Elasticsearch and Redis are private companies that fund most of the development themselves.
When Amazon sell Elasticsearch and Redis, they are in direct competition with its creators.
Obviously such a situation isn't sustainable in the long run, and as such both Elasticsearch and Redis (and to my knowledge also mongodb) have changed their licenses to avoid that cloud providers sell their OSS product without paying a license or otherwise contributing back.
In the case of Elasticsearch and Amazon, Amazon even used the Elasticsearch brand to sell their own version.
As I see it it's a good thing that cloud providers are forced to take part in maintaining the OSS software (forked or not) that they are cashing in on.
FWIW, Redis was previously mostly developed by the community but the trademark was acquired by a VC funded tech company. AWS, and other cloud providers like Tencent, were contributing to Redis and they went ahead and changed the license anyways. You can read more about it here, https://lwn.net/Articles/966631/.
It’s the license type that matters, not how development is funded.
Postgres’ license is similar to BSD so even if Microsoft made and was the sole developer and sold it, anyone could distribute or sell it or whatever regardless of who contributes. Similar to Elastic’s old license and why Amazon was legal in what they did.
Amazon (and most all large companies these days) do a ton of OSS dev, but that doesn’t matter. The license of the various software counts.
Elasticsearch and Redis are private companies that fund most of the development themselves.
When Amazon sell Elasticsearch and Redis, they are in direct competition with its creators.

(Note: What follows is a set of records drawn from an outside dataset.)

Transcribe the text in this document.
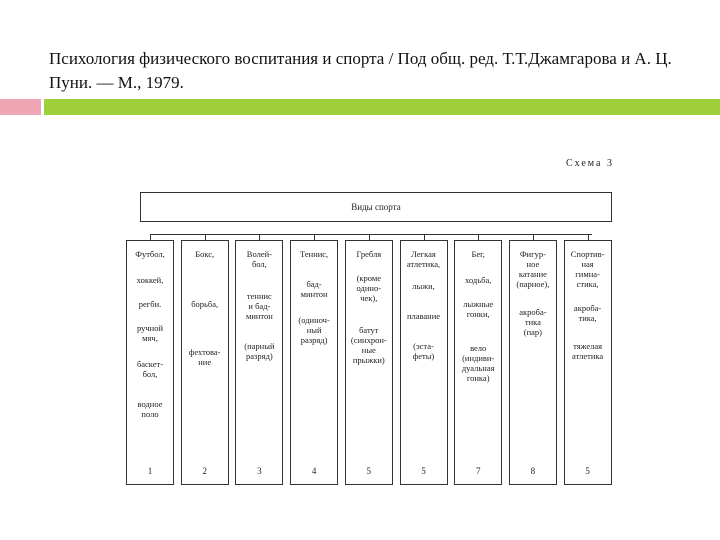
Психология физического воспитания и спорта / Под общ. ред. Т.Т.Джамгарова и А. Ц. Пуни. — М., 1979.
Схема 3
Виды спорта
Футбол,
хоккей,
регби.
ручной
мяч,
баскет-
бол,
водное
поло
1
Бокс,
борьба,
фехтова-
ние
2
Волей-
бол,
теннис
и бад-
минтон
(парный
разряд)
3
Теннис,
бад-
минтон
(одиноч-
ный
разряд)
4
Гребля
(кроме
одино-
чек),
батут
(синхрон-
ные
прыжки)
5
Легкая
атлетика,
лыжи,
плавание
(эста-
феты)
5
Бег,
ходьба,
лыжные
гонки,
вело
(индиви-
дуальная
гонка)
7
Фигур-
ное
катание
(парное),
акроба-
тика
(пар)
8
Спортив-
ная
гимна-
стика,
акроба-
тика,
тяжелая
атлетика
5
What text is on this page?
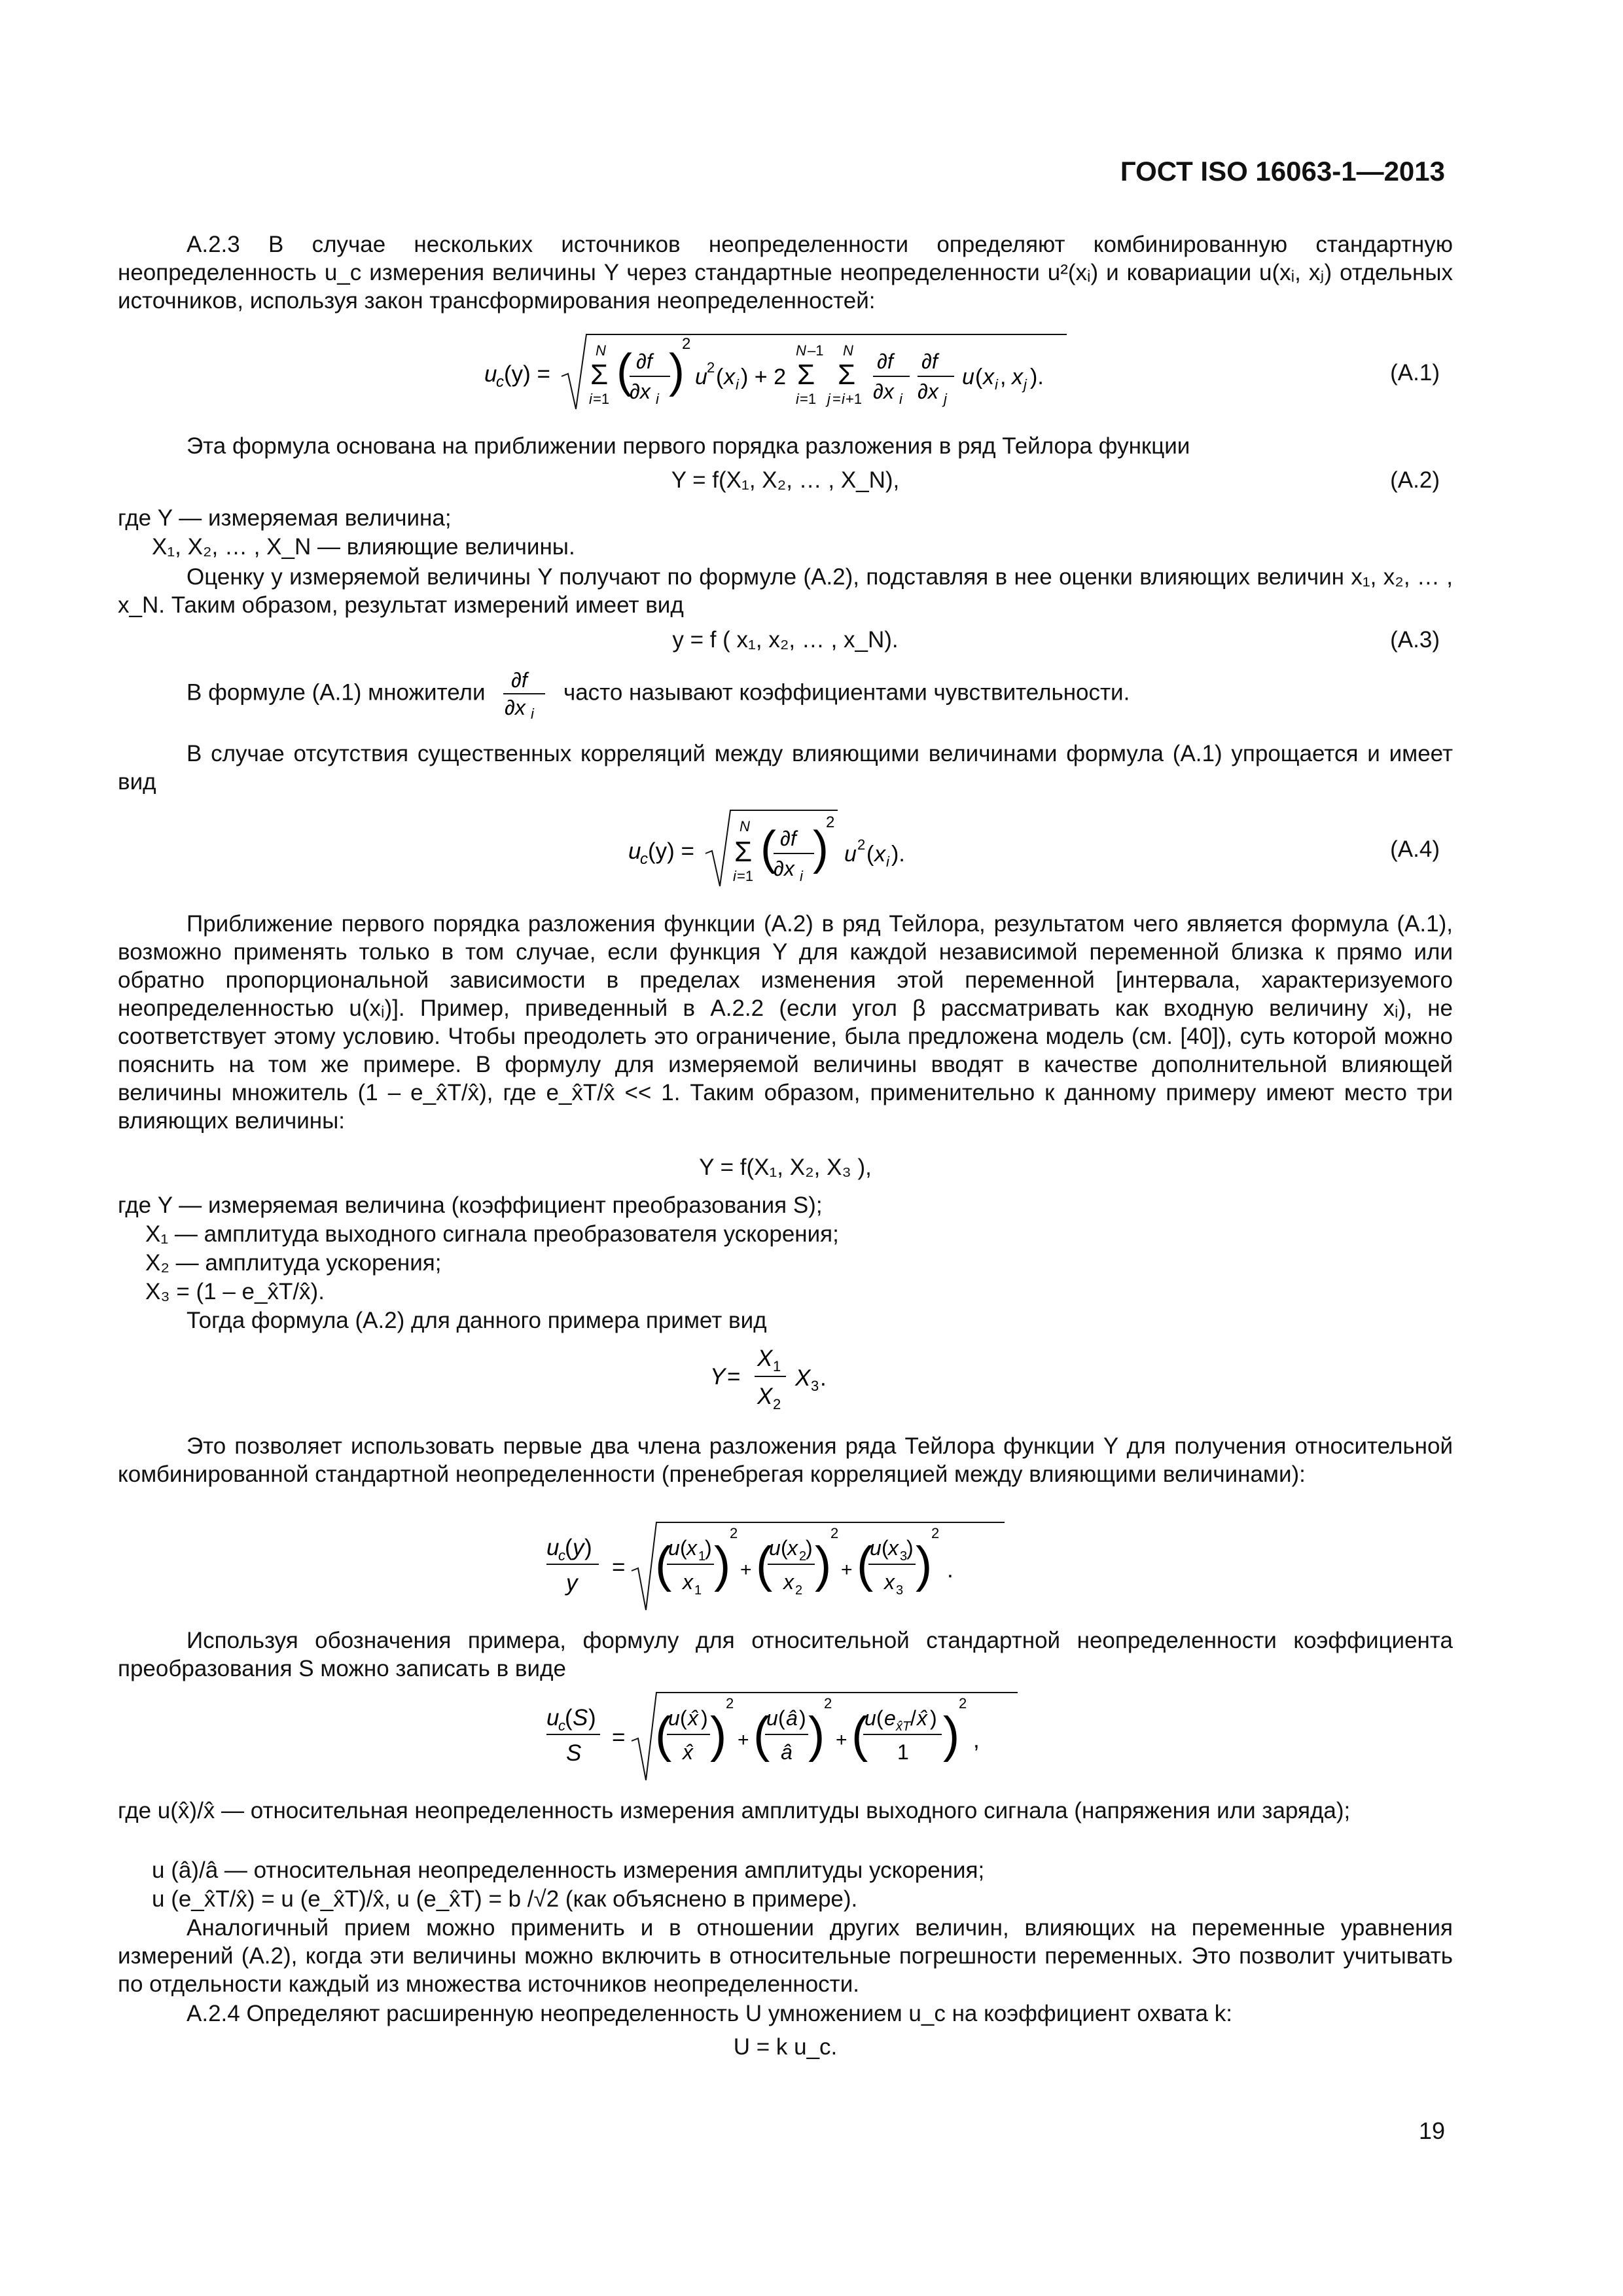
ГОСТ ISO 16063-1—2013
A.2.3 В случае нескольких источников неопределенности определяют комбинированную стандартную неопределенность u_c измерения величины Y через стандартные неопределенности u²(xᵢ) и ковариации u(xᵢ, xⱼ) отдельных источников, используя закон трансформирования неопределенностей:
u
c (y) =
N
Σ
i =1
( ∂f
∂x i
)
2
u 2 ( x i ) + 2
N –1
Σ
i =1
N
Σ
j = i +1
∂f
∂x i
∂f
∂x j
u ( x i , x j ).	(A.1)
Эта формула основана на приближении первого порядка разложения в ряд Тейлора функции
Y = f(X₁, X₂, … , X_N),	(A.2)
где Y — измеряемая величина;
X₁, X₂, … , X_N — влияющие величины.
Оценку y измеряемой величины Y получают по формуле (A.2), подставляя в нее оценки влияющих величин x₁, x₂, … , x_N. Таким образом, результат измерений имеет вид
y = f ( x₁, x₂, … , x_N).	(A.3)
В формуле (A.1) множители ∂f
∂x i
часто называют коэффициентами чувствительности.
В случае отсутствия существенных корреляций между влияющими величинами формула (A.1) упрощается и имеет вид
u
c (y) =
N
Σ
i =1
( ∂f
∂x i
)
2
u 2 ( x i ).	(A.4)
Приближение первого порядка разложения функции (A.2) в ряд Тейлора, результатом чего является формула (A.1), возможно применять только в том случае, если функция Y для каждой независимой переменной близка к прямо или обратно пропорциональной зависимости в пределах изменения этой переменной [интервала, характеризуемого неопределенностью u(xᵢ)]. Пример, приведенный в A.2.2 (если угол β рассматривать как входную величину xᵢ), не соответствует этому условию. Чтобы преодолеть это ограничение, была предложена модель (см. [40]), суть которой можно пояснить на том же примере. В формулу для измеряемой величины вводят в качестве дополнительной влияющей величины множитель (1 – e_x̂T/x̂), где e_x̂T/x̂ << 1. Таким образом, применительно к данному примеру имеют место три влияющих величины:
Y = f(X₁, X₂, X₃ ),
где Y — измеряемая величина (коэффициент преобразования S);
X₁ — амплитуда выходного сигнала преобразователя ускорения;
X₂ — амплитуда ускорения;
X₃ = (1 – e_x̂T/x̂).
Тогда формула (A.2) для данного примера примет вид
Y =
X 1
X 2
X 3 .
Это позволяет использовать первые два члена разложения ряда Тейлора функции Y для получения относительной комбинированной стандартной неопределенности (пренебрегая корреляцией между влияющими величинами):
u
c ( y )
y
= (
u ( x 1
)
x 1 )
2
+ (
u ( x 2
)
x 2 )
2
+ (
u ( x 3
)
x 3 )
2
.
Используя обозначения примера, формулу для относительной стандартной неопределенности коэффициента преобразования S можно записать в виде
u
c ( S )
S
= (
u ( x̂ )
x̂ )
2
+ (
u ( â )
â )
2
+ (
u ( e x̂T / x̂ )
1 )
2
,
где u(x̂)/x̂ — относительная неопределенность измерения амплитуды выходного сигнала (напряжения или заряда);
u (â)/â — относительная неопределенность измерения амплитуды ускорения;
u (e_x̂T/x̂) = u (e_x̂T)/x̂, u (e_x̂T) = b /√2 (как объяснено в примере).
Аналогичный прием можно применить и в отношении других величин, влияющих на переменные уравнения измерений (A.2), когда эти величины можно включить в относительные погрешности переменных. Это позволит учитывать по отдельности каждый из множества источников неопределенности.
A.2.4 Определяют расширенную неопределенность U умножением u_c на коэффициент охвата k:
U = k u_c.
19
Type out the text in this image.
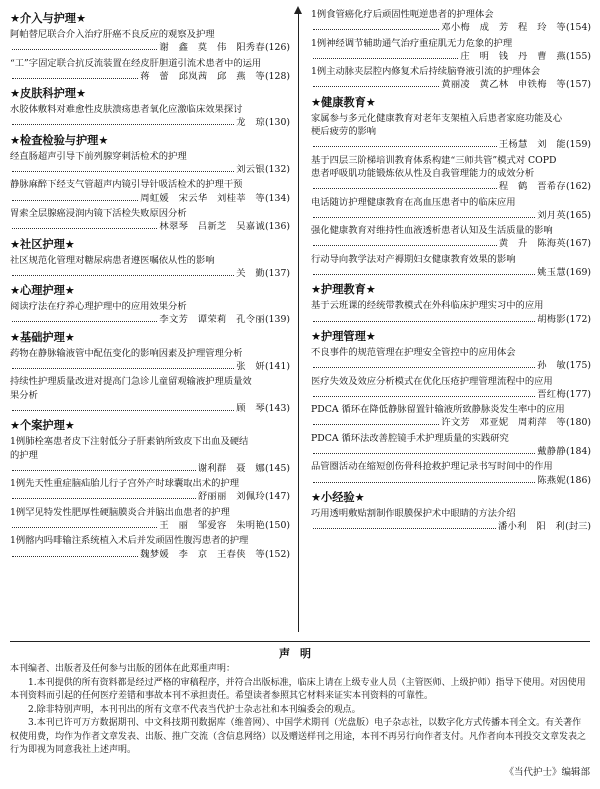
★介入与护理★
阿帕替尼联合介入治疗肝癌不良反应的观察及护理
谢　鑫　莫　伟　阳秀春 (126)
“工”字固定联合抗反流装置在经皮肝胆道引流术患者中的运用
蒋　蕾　邱岚茜　邱　燕　等 (128)
★皮肤科护理★
水胶体敷料对难愈性皮肤溃疡患者氧化应激临床效果探讨
龙　琼 (130)
★检查检验与护理★
经直肠超声引导下前列腺穿刺活检术的护理
刘云银 (132)
静脉麻醉下经支气管超声内镜引导针吸活检术的护理干预
周虹媛　宋云华　刘桂莘　等 (134)
胃索全层腺癌浸润内镜下活检失败原因分析
林翠琴　吕新芝　吴嘉诚 (136)
★社区护理★
社区规范化管理对糖尿病患者遵医嘱依从性的影响
关　勤 (137)
★心理护理★
阅读疗法在疗养心理护理中的应用效果分析
李文芳　谭荣莉　孔令丽 (139)
★基础护理★
药物在静脉输液管中配伍变化的影响因素及护理管理分析
张　妍 (141)
持续性护理质量改进对提高门急诊儿童留观输液护理质量效
果分析
顾　琴 (143)
★个案护理★
1例肺栓塞患者皮下注射低分子肝素钠所致皮下出血及硬结
的护理
谢利群　聂　娜 (145)
1例先天性重症脑疝胎儿行子宫外产时球囊取出术的护理
舒丽丽　刘佩玲 (147)
1例罕见特发性肥厚性硬脑膜炎合并脑出血患者的护理
王　丽　邹爱容　朱明艳 (150)
1例髂内吗啡输注系统植入术后并发顽固性腹泻患者的护理
魏梦媛　李　京　王春侠　等 (152)
1例食管癌化疗后顽固性呃逆患者的护理体会
邓小梅　成　芳　程　玲　等 (154)
1例神经调节辅助通气治疗重症肌无力危象的护理
庄　明　钱　丹　曹　燕 (155)
1例主动脉夹层腔内修复术后持续脑脊液引流的护理体会
黄丽凌　黄乙林　申铁梅　等 (157)
★健康教育★
家属参与多元化健康教育对老年支架植入后患者家庭功能及心
梗后疲劳的影响
王杨慧　刘　能 (159)
基于四层三阶梯培训教育体系构建“三师共管”模式对 COPD
患者呼吸肌功能锻炼依从性及自我管理能力的成效分析
程　鹤　晋希存 (162)
电话随访护理健康教育在高血压患者中的临床应用
刘月英 (165)
强化健康教育对维持性血液透析患者认知及生活质量的影响
黄　升　陈海英 (167)
行动导向教学法对产褥期妇女健康教育效果的影响
姚玉慧 (169)
★护理教育★
基于云班课的经统带教模式在外科临床护理实习中的应用
胡梅影 (172)
★护理管理★
不良事件的规范管理在护理安全管控中的应用体会
孙　敏 (175)
医疗失效及效应分析模式在优化压疮护理管理流程中的应用
晋红梅 (177)
PDCA 循环在降低静脉留置针输液所致静脉炎发生率中的应用
许文芳　邓亚妮　周莉萍　等 (180)
PDCA 循环法改善腔镜手术护理质量的实践研究
戴静静 (184)
品管圈活动在缩短创伤骨科抢救护理记录书写时间中的作用
陈燕妮 (186)
★小经验★
巧用透明敷贴割制作眼膜保护术中眼睛的方法介绍
潘小利　阳　利 (封三)
声明

本刊编者、出版者及任何参与出版的团体在此郑重声明：

1.本刊提供的所有资料都是经过严格的审稿程序，并符合出版标准，临床上请在上级专业人员（主管医师、上级护师）指导下使用。对因使用本刊资料而引起的任何医疗差错和事故本刊不承担责任。希望读者参照其它材料来证实本刊资料的可靠性。

2.除非特别声明，本刊刊出的所有文章不代表当代护士杂志社和本刊编委会的观点。

3.本刊已许可万方数据期刊、中文科技期刊数据库（维普网）、中国学术期刊（光盘版）电子杂志社，以数字化方式传播本刊全文。有关著作权使用费，均作为作者文章发表、出版、推广交流（含信息网络）以及赠送样刊之用途，本刊不再另行向作者支付。凡作者向本刊投交文章发表之行为即视为同意我社上述声明。

《当代护士》编辑部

Obviously such a situation isn't sustainable in the long run, and as such both Elasticsearch and Redis (and to my knowledge also mongodb) have changed their licenses to avoid that cloud providers sell their OSS product without paying a license or otherwise contributing back.
In the case of Elasticsearch and Amazon, Amazon even used the Elasticsearch brand to sell their own version.
As I see it it's a good thing that cloud providers are forced to take part in maintaining the OSS software (forked or not) that they are cashing in on.